Under conditions of oxidative stress, aldehyde or ketone products are generated nonenzymatically by lipid peroxidation or form spontaneously from simple sugars. Many aldehydes, in particular, are cytotoxic. They may react with primary amine groups to form Schiff bases, which may subsequently rearrange into more chemically stable structures. In biological systems, such reactions may disrupt normal oligonucleotide structure, may interfere with the biological activity of numerous structural or enzymatic polypeptides, and may covalently cross-link proteins and lipids (eg, phosphatidylethanolamine). Once thought to be largely epiphenomenal, such events are now known to be central to the etiologies of a spectrum of neurodegenerative diseases, chronic inflammatory diseases, and pathophysiologically related disorders.
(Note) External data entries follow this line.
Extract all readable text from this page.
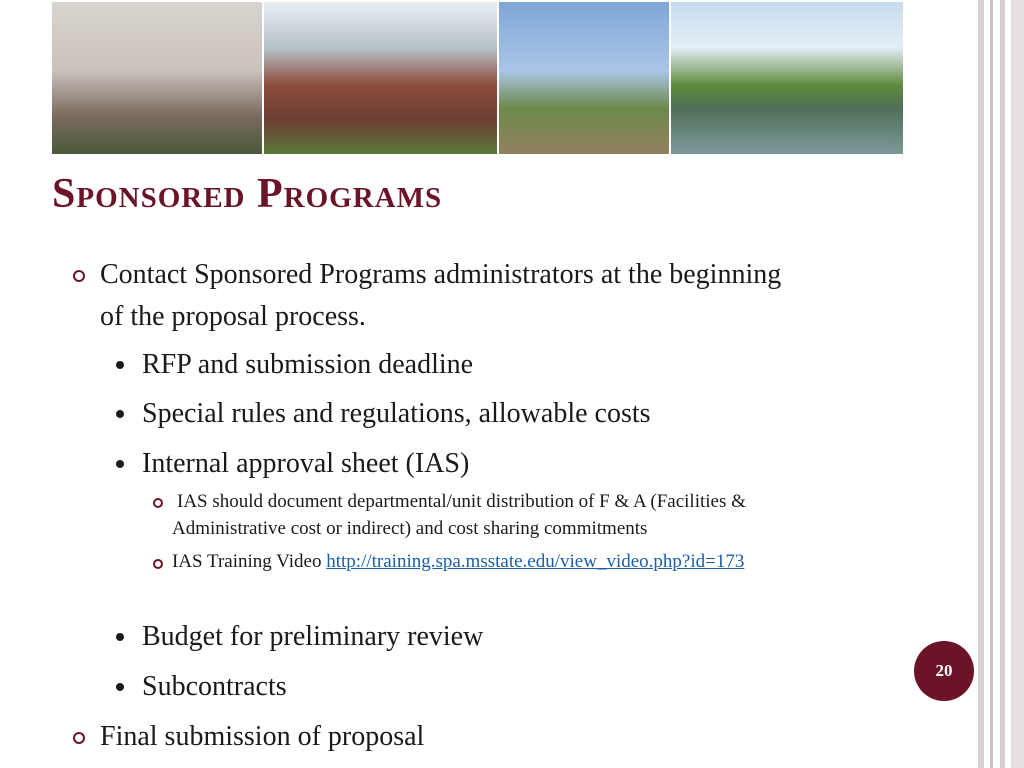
Sponsored Programs

Contact Sponsored Programs administrators at the beginning

of the proposal process.

RFP and submission deadline

Special rules and regulations, allowable costs

Internal approval sheet (IAS)

IAS should document departmental/unit distribution of F & A (Facilities &

Administrative cost or indirect) and cost sharing commitments

IAS Training Video http://training.spa.msstate.edu/view_video.php?id=173

Budget for preliminary review

Subcontracts

Final submission of proposal

20
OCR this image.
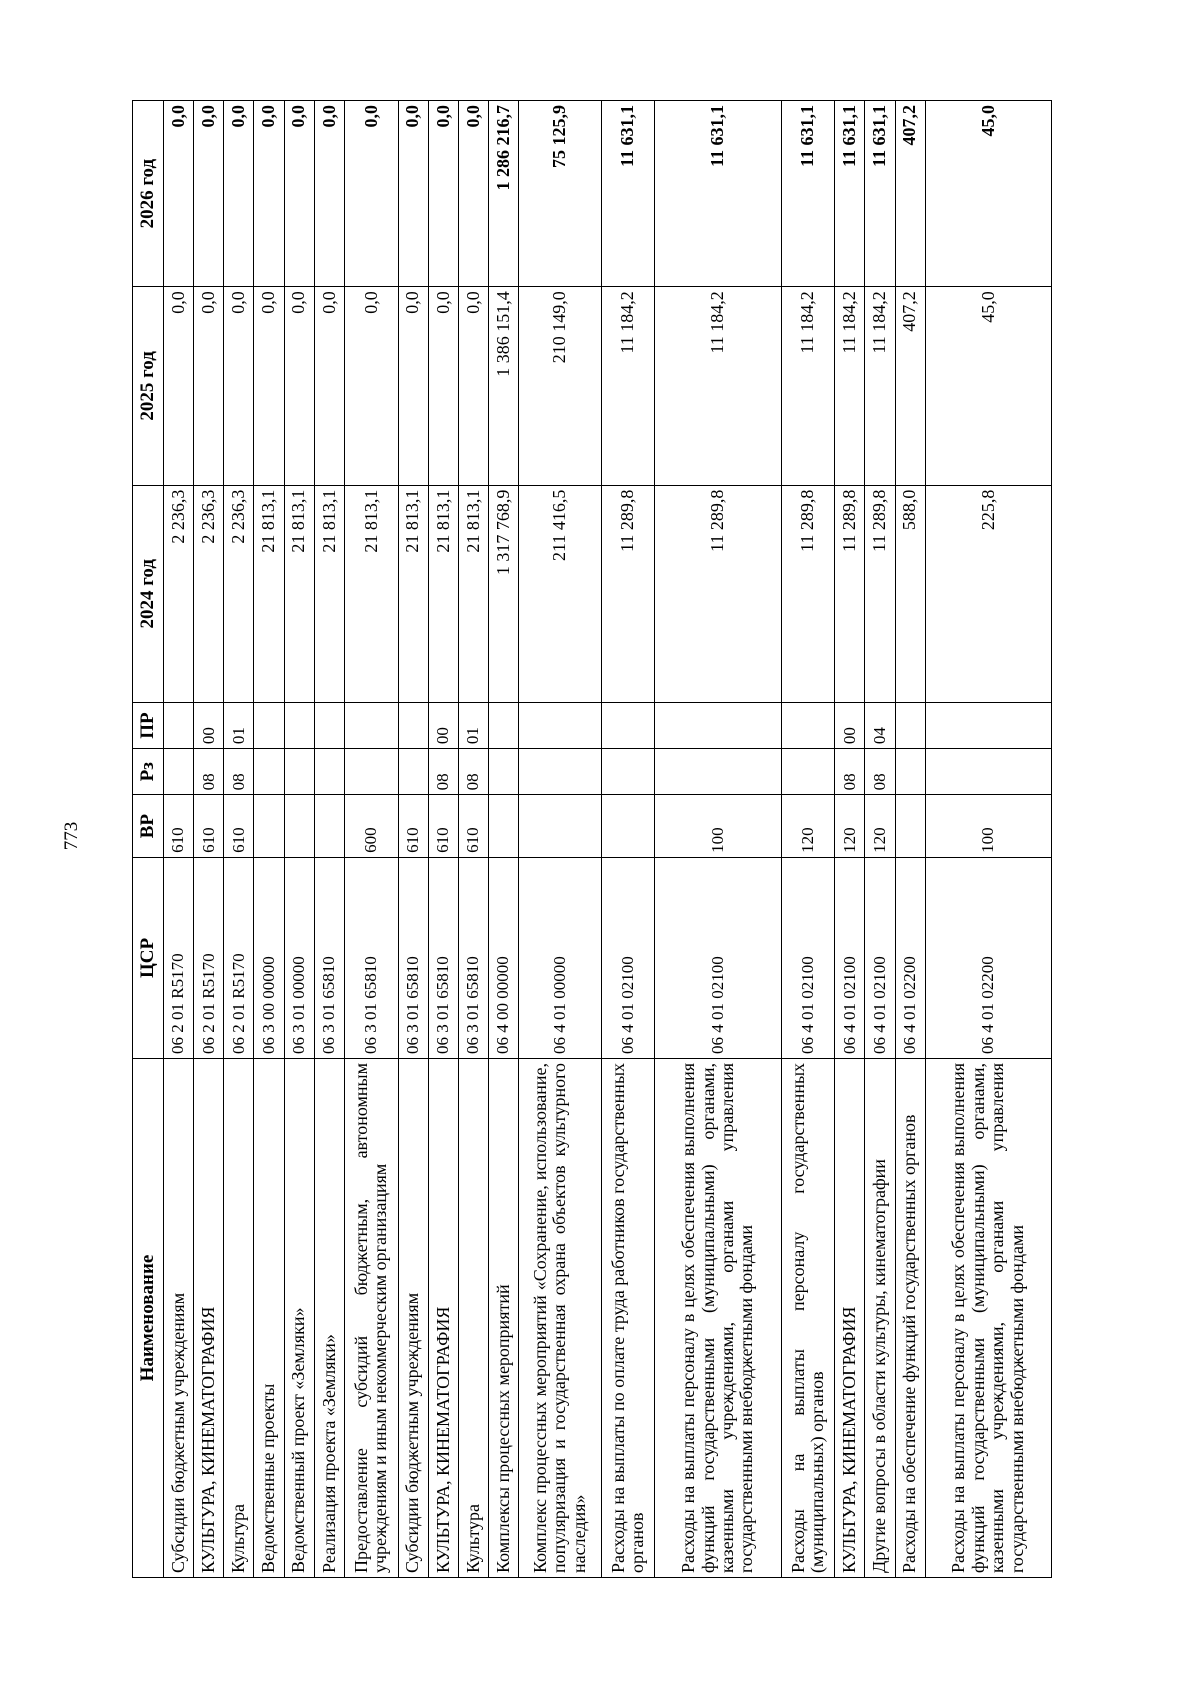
773
Наименование	ЦСР	ВР	Рз	ПР	2024 год	2025 год	2026 год
Субсидии бюджетным учреждениям	06 2 01 R5170	610			2 236,3	0,0	0,0
КУЛЬТУРА, КИНЕМАТОГРАФИЯ	06 2 01 R5170	610	08	00	2 236,3	0,0	0,0
Культура	06 2 01 R5170	610	08	01	2 236,3	0,0	0,0
Ведомственные проекты	06 3 00 00000				21 813,1	0,0	0,0
Ведомственный проект «Земляки»	06 3 01 00000				21 813,1	0,0	0,0
Реализация проекта «Земляки»	06 3 01 65810				21 813,1	0,0	0,0
Предоставление субсидий бюджетным, автономным учреждениям и иным некоммерческим организациям	06 3 01 65810	600			21 813,1	0,0	0,0
Субсидии бюджетным учреждениям	06 3 01 65810	610			21 813,1	0,0	0,0
КУЛЬТУРА, КИНЕМАТОГРАФИЯ	06 3 01 65810	610	08	00	21 813,1	0,0	0,0
Культура	06 3 01 65810	610	08	01	21 813,1	0,0	0,0
Комплексы процессных мероприятий	06 4 00 00000				1 317 768,9	1 386 151,4	1 286 216,7
Комплекс процессных мероприятий «Сохранение, использование, популяризация и государственная охрана объектов культурного наследия»	06 4 01 00000				211 416,5	210 149,0	75 125,9
Расходы на выплаты по оплате труда работников государственных органов	06 4 01 02100				11 289,8	11 184,2	11 631,1
Расходы на выплаты персоналу в целях обеспечения выполнения функций государственными (муниципальными) органами, казенными учреждениями, органами управления государственными внебюджетными фондами	06 4 01 02100	100			11 289,8	11 184,2	11 631,1
Расходы на выплаты персоналу государственных (муниципальных) органов	06 4 01 02100	120			11 289,8	11 184,2	11 631,1
КУЛЬТУРА, КИНЕМАТОГРАФИЯ	06 4 01 02100	120	08	00	11 289,8	11 184,2	11 631,1
Другие вопросы в области культуры, кинематографии	06 4 01 02100	120	08	04	11 289,8	11 184,2	11 631,1
Расходы на обеспечение функций государственных органов	06 4 01 02200				588,0	407,2	407,2
Расходы на выплаты персоналу в целях обеспечения выполнения функций государственными (муниципальными) органами, казенными учреждениями, органами управления государственными внебюджетными фондами	06 4 01 02200	100			225,8	45,0	45,0
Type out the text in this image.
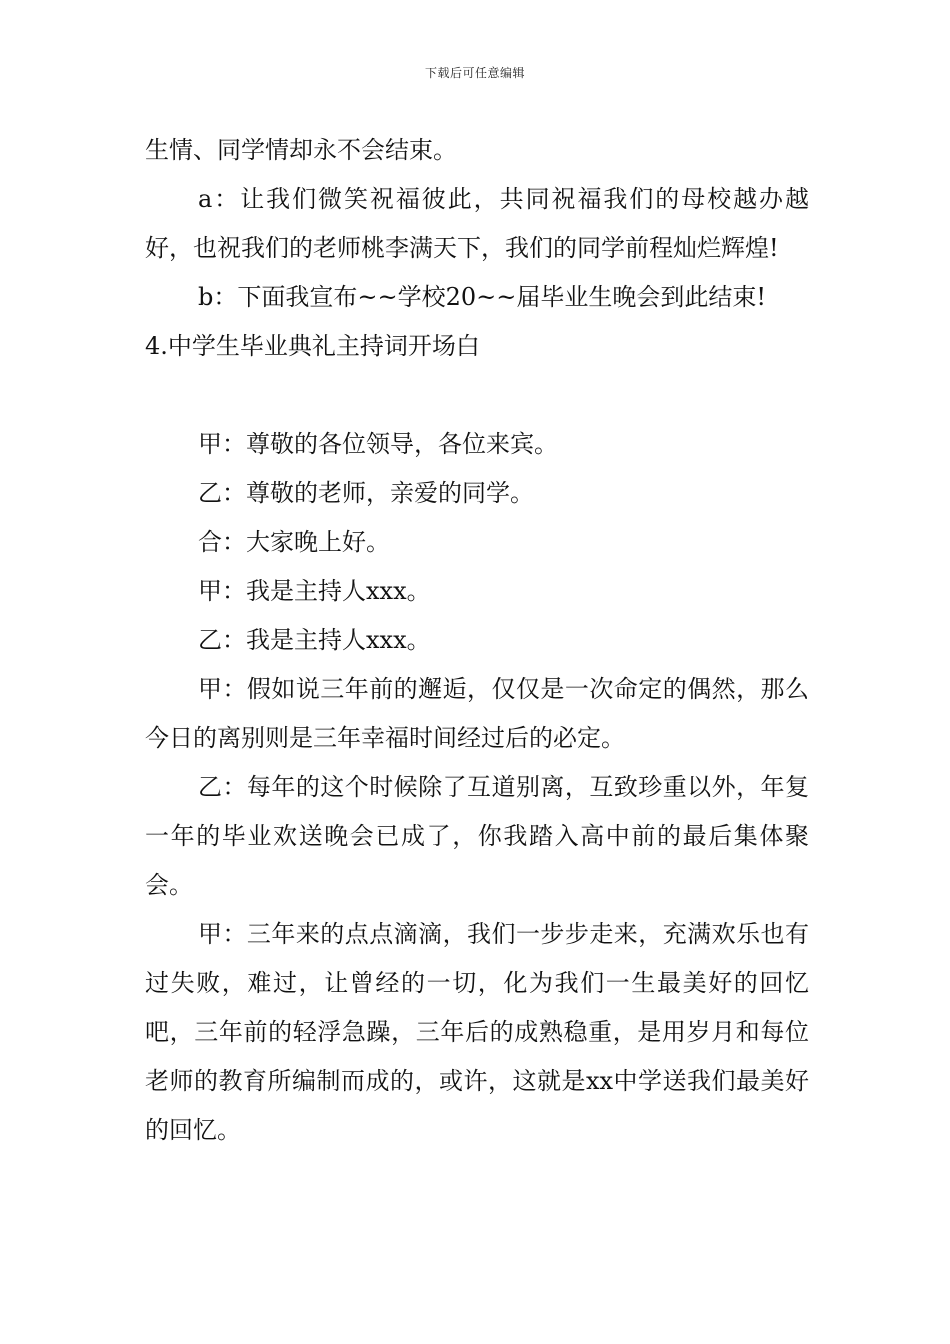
下载后可任意编辑

生情、同学情却永不会结束。

a：让我们微笑祝福彼此，共同祝福我们的母校越办越好，也祝我们的老师桃李满天下，我们的同学前程灿烂辉煌!

b：下面我宣布~~学校20~~届毕业生晚会到此结束!

4.中学生毕业典礼主持词开场白

甲：尊敬的各位领导，各位来宾。

乙：尊敬的老师，亲爱的同学。

合：大家晚上好。

甲：我是主持人xxx。

乙：我是主持人xxx。

甲：假如说三年前的邂逅，仅仅是一次命定的偶然，那么今日的离别则是三年幸福时间经过后的必定。

乙：每年的这个时候除了互道别离，互致珍重以外，年复一年的毕业欢送晚会已成了，你我踏入高中前的最后集体聚会。

甲：三年来的点点滴滴，我们一步步走来，充满欢乐也有过失败，难过，让曾经的一切，化为我们一生最美好的回忆吧，三年前的轻浮急躁，三年后的成熟稳重，是用岁月和每位老师的教育所编制而成的，或许，这就是xx中学送我们最美好的回忆。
Opportunities exist for therapeutic intervention in these disease states by use of certain water-soluble, small-molecular-weight drugs that contain primary amine groups. Such pharmaceutical agents, administered orally, can form Schiff-base derivatives with toxic carbonyl substances and thus protect cellular components. Future studies of such carbonyl-trapping agents may include their use in combination with other classes of drugs, such as antioxidants, anti-inflammatory products, or neuroactive agents. This conceptually simple approach may offer new opportunities for improved clinical management of many chronic disease states.